Pictures were taken from the area close to one electrode at the bottom of each image. Note the scale bar in the last image. The bottom row shows phase contrast (Ph) and fluorescence images (Fl) of control monolayers.

https://doi.org/10.1371/journal.pone.0204916.g012

The number of electroporated cells was dependent on the actual field strength. The higher the pulse amplitude the more cells were electroporated. Moreover, electroporation efficacy was different for both cell lines. In case of WB-F344 cells, all cells closer to the electrodes and up to a certain distance were electroporated. For the lowest field strength of 1 kV/cm, all WB-F344 cells further away from the electrodes did not show electroporation. In contrast, for WB-ras cells, pore formation was also dependent on the distance from the electrode. Electroporation did also not appear to be as homogenous as for WB-F344 cells, i.e. for a given distance not all the cells showed PI-uptake. Furthermore, once electroporated, resealing of the pores was faster for WB-F344 than for WB-ras cells. This can in particular be seen for cells exposed to pulses with 1 kV/cm and 1.25 kV/cm. While PI-uptake of WB-ras cells looks similar for all time points, the amount of WB-F344 cells which took up the dye, decreased with time in dependency on the distance to the electrode. The cells which were furthest away from the electrodes resealed first.

The bottom row in Fig 12 shows phase contrast images of confluent monolayers of WB-F344 (left) and WB-ras (right) cells together with the corresponding fluorescence images. Almost no fluorescence signal could be detected for the controls.
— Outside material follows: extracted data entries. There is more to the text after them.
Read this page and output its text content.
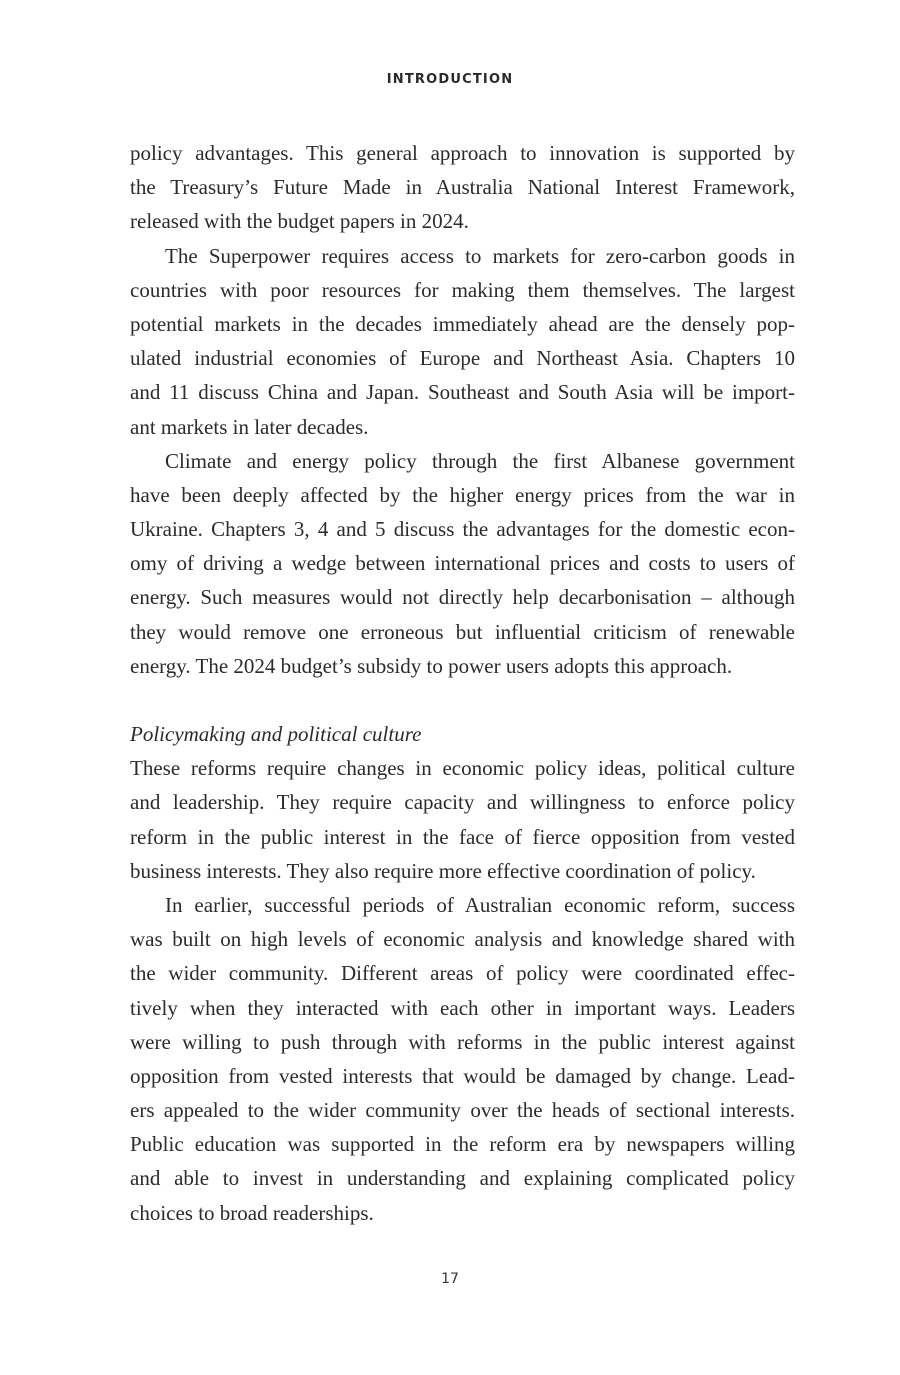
INTRODUCTION
policy advantages. This general approach to innovation is supported by
the Treasury’s Future Made in Australia National Interest Framework,
released with the budget papers in 2024.
The Superpower requires access to markets for zero-carbon goods in
countries with poor resources for making them themselves. The largest
potential markets in the decades immediately ahead are the densely pop-
ulated industrial economies of Europe and Northeast Asia. Chapters 10
and 11 discuss China and Japan. Southeast and South Asia will be import-
ant markets in later decades.
Climate and energy policy through the first Albanese government
have been deeply affected by the higher energy prices from the war in
Ukraine. Chapters 3, 4 and 5 discuss the advantages for the domestic econ-
omy of driving a wedge between international prices and costs to users of
energy. Such measures would not directly help decarbonisation – although
they would remove one erroneous but influential criticism of renewable
energy. The 2024 budget’s subsidy to power users adopts this approach.
Policymaking and political culture
These reforms require changes in economic policy ideas, political culture
and leadership. They require capacity and willingness to enforce policy
reform in the public interest in the face of fierce opposition from vested
business interests. They also require more effective coordination of policy.
In earlier, successful periods of Australian economic reform, success
was built on high levels of economic analysis and knowledge shared with
the wider community. Different areas of policy were coordinated effec-
tively when they interacted with each other in important ways. Leaders
were willing to push through with reforms in the public interest against
opposition from vested interests that would be damaged by change. Lead-
ers appealed to the wider community over the heads of sectional interests.
Public education was supported in the reform era by newspapers willing
and able to invest in understanding and explaining complicated policy
choices to broad readerships.
17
Fig 13 shows photographs of a WB-F344 and a WB-ras monolayer exposed to 1-min PTM first and afterwards to μsPEFs of 1 kV/cm. In case of WB-F344, only cells close to the electrodes did not form formazan. The cells that were located between the electrodes have the same color as the cells outside of the electrode area, indicating that the cells between the electrodes were not affected by the applied electrical pulses. The pattern is similar for the results obtained for PI-uptake. In contrast, WB-ras cells between the electrodes seem to be “paler” compared to the cells outside of the treated area, implicating that some of the cells were killed while some survived the treatment. In summary, results and distribution of effects for the MTT assay correlate with the results for electroporation obtained from PI-staining.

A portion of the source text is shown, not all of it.